Sometimes The Middle is really The End
In the late spring of 1996, while driving around the French countryside in Provence searching for elusive photographs, I would often drive up to some manner house and introduce myself and ask for permission to photograph on the grounds.
If I was lucky, I would be invited into the home or chateau by the owners and be offered a wonderful lunch of cheese, ham, bread, olives, and wine. Often I would return with bottles of wine given to me by the chateau owner from his vineyards.
One afternoon, while traveling to the outer perimeters of my adventures, I saw a little unmarked gravel road. In my usual fashion there was something about it that intrigued me and off I went down this long private road until at the very end I reached these enormous gates, which fortuitously were opened, and I drove through to the entrance to a large and forbidding manor house.
Immediately I was struck by the eccentricity of the surroundings. There were many large pure white peacocks prancing through the courtyard, and on occasion I would see in the distance a servant in a long white robe delicately wafting from one building to the next. Their robes would flow with the breeze, and they too like the peacocks seemed ready for flight. It was perfectly choreographed.
I could see many formal walled-in gardens manicured and clipped to perfection. It was exotic and unknown with one outdoor room leading to another.
I knocked on the front door, was met by a Moroccan servant in his white attire and ushered into a room where I was told to wait.
Finally a man enters the room and in my halting and embarrassingly bad French try to describe that I was an American photographer who would love to photograph the gardens.
Before I could get passed the first sentence the man immediately halted me and declared “I’m Kenyon Kramer and I’m from Texas. You can speak English.” What a relief.
So I tried again, introduced myself, showed him some of my work, and in English told him I would love to photograph the grounds of the estate.
Again, I was quickly interrupted and told that his partner owned the property, and under no circumstances would he allow anyone to photograph it. I pleaded, offered photographs, and tried almost everything, but despite all my endeavors I failed to make any headway and was abruptly bid goodbye.
I left and just as I was finally approaching the main road I heard a horn honking behind me. I stopped and pulled over and Kenyon, the man I had just met came over to me and smiled.
His first question was “Do I have sister named Marianne?” To which I immediately replied that I do. He said I know all about you through your sister whom I know through a mutual friends. I’ve been wanting to meet you for some time and I just realized who you were. I couldn’t believe it. Of all the years I’ve travelled I’ve never met anyone who knew anyone I knew and here, when I get rejected, the gods above decide to let me in. But maybe they let me in for a reason I didn’t know at the time.
He said come back in a week and I will introduce you to my partner and see if we can change his mind.
I went back in a week and received permission to photograph throughout the property but other than enjoying the mystery of the experience to my surprise no great photographs emerged. The location was wonderful but something was missing.
Life in Provence was wonderful that Spring. The smell of lavender, the delicate green of the shudders, the cheese, the wine, and the weather but from some good things I learned a few lessons well.

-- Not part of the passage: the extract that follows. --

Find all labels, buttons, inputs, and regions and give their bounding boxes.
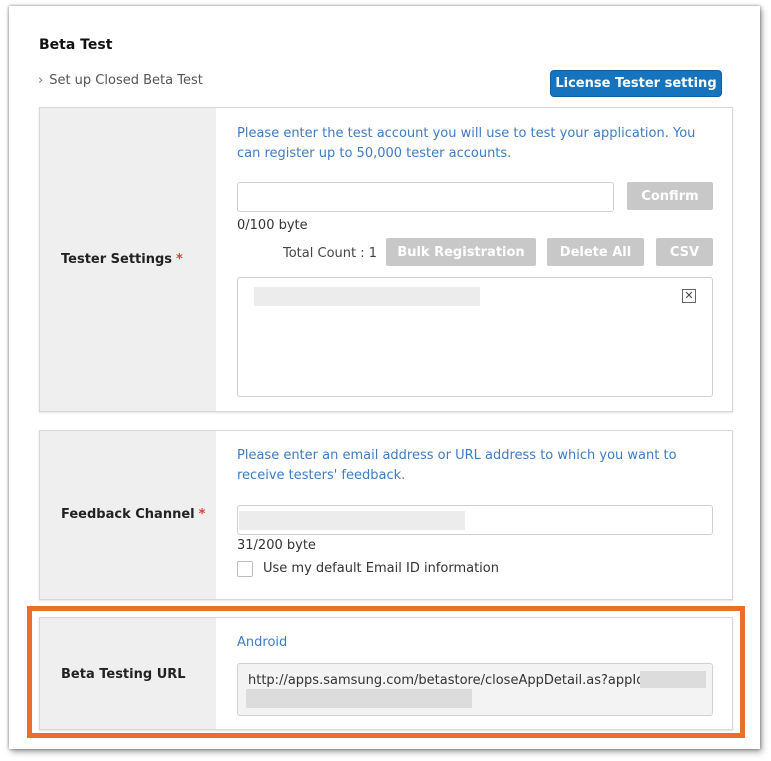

I realized I had reached the limit and perhaps even the end of my earlier life. No matter how much I tried to recreate it it just wasn’t there. I looked and looked but something was lost. Even though I thought I did, I no longer desired to travel alone searching for pictures. I had come to love large production and felt empty without it. Over time I am sure I could go back but at that point I didn’t want to. I now loved not to find but to make my own pictures. I needed the right location but once there I wanted my crew to help refine and co-produce something more, something with a figure, and maybe a few small props. No longer was the landscape enough. I had changed. The landscape now seemed empty to me without a figure. It needed a person, large or small, making it’s way through the maze we call life.